Together we viewed a video of the birth of Omysha at Zoo Zürich.61 Omysha’s birth was very different from Hansa’s at the Woodland Park Zoo. Instead of a lone mother assisted by zookeepers wielding suction hoses, Omysha’s mother gave birth in the presence of two elephant aunties who assisted with the birth. In the video, it is elephants and not humans who care for the future generation; the adult females can be seen kicking the baby forcefully after the birth, trumpeting and growling, seemingly to get Omysha out of the placental sack and make sure she is breathing. For Rübel, although zoo elephants will never reenter the wild and become part of the genetic or behavioral diversity found there, the wild provides standards for elephant behavior. Allowing elephants to practice this unassisted birthing behavior is a way for the zoo to create a good environment for elephants.

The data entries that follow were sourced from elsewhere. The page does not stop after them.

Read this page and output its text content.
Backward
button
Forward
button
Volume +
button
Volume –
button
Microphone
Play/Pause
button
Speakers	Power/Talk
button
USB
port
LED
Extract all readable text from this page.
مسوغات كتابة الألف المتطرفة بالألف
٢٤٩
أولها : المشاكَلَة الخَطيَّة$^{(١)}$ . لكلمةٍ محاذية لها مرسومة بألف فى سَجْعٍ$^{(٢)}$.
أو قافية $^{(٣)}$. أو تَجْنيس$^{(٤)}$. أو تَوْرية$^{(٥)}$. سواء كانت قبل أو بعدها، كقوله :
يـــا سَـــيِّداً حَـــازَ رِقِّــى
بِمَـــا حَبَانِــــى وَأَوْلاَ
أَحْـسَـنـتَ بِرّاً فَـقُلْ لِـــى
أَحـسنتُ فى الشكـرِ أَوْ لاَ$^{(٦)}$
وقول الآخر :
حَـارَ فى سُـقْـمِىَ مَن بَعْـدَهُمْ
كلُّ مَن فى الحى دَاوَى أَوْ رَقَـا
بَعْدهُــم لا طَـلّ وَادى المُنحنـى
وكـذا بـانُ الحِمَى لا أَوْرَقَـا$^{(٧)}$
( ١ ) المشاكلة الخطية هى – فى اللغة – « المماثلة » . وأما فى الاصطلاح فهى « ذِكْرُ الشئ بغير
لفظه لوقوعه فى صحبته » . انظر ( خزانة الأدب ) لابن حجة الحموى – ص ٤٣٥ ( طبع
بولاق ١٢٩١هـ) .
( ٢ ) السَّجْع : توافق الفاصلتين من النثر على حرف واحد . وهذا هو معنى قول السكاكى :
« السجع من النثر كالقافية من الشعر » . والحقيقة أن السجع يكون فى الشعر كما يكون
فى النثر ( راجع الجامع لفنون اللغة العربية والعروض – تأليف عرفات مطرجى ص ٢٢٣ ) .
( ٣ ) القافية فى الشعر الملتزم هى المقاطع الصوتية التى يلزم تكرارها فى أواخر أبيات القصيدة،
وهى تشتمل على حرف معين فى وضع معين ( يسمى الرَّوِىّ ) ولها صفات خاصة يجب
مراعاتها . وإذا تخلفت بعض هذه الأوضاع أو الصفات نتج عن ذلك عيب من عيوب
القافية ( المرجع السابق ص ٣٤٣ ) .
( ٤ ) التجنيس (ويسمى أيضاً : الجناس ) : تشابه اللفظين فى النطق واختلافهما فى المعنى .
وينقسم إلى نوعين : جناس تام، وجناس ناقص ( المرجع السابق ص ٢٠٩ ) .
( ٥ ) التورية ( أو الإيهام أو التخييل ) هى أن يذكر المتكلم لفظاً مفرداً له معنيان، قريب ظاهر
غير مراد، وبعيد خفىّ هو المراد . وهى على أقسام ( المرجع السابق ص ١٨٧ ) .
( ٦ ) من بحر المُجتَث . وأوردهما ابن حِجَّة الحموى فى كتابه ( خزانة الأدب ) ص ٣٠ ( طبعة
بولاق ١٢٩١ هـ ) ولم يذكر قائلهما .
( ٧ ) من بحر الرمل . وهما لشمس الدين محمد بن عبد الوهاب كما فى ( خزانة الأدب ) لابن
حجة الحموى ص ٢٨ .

Rübel was inspired to attend to wellness by his extensive prior experience with elephants who had lived and died in less than ideal ways. He was the clinician who was called to attend to Lohimi, the three-year-old Asian elephant from Circus Knie in Switzerland who, in 1988, was the first identified death from EEHV in the world. Rübel took Lohimi’s case history and observed blood leaking from her eyes and mouth. He did not suspect a virus at the time, he told us; he believed he was witnessing some kind of catastrophic heart failure. Prior to Lohimi’s death, herpesvirus in elephants was known morphologically through surface skin lesions and by intranuclear inclusion bodies in the lungs of African elephants. These were understood as signs of the widespread prevalence of herpes infection in African elephants, but there were no known histories of death from herpes, and it wasn’t known in Asian elephants. When Rübel was called to tend to Lohimi, she was showing signs of depression and having trouble moving her trunk after performing in a morning parade and eating her lunch as normal. Just two hours after the onset of symptoms, she collapsed and died.62

Zoo Zürich has experienced two deaths from EEHV: Xian in 1999 and Aishu in 2003. But there are other consequential forms of mortality at work here. In 1995, an elephant trainer was killed in an attack by the elephant Komali. When elephants attack, which happens three or four times a year in Europe and North America, the elephant is often euthanized, as Komali was at Zoo Zürich. Kaeng Krachan’s innovative architecture was designed to create spaces of well-being in times of loss and extinction, where humans can reestablish their lost bonds with animals, keepers are safe, and elephants can thrive. Perhaps, along the way, the relationship between the elephant and the herpesvirus could be modified so that juvenile elephants survive.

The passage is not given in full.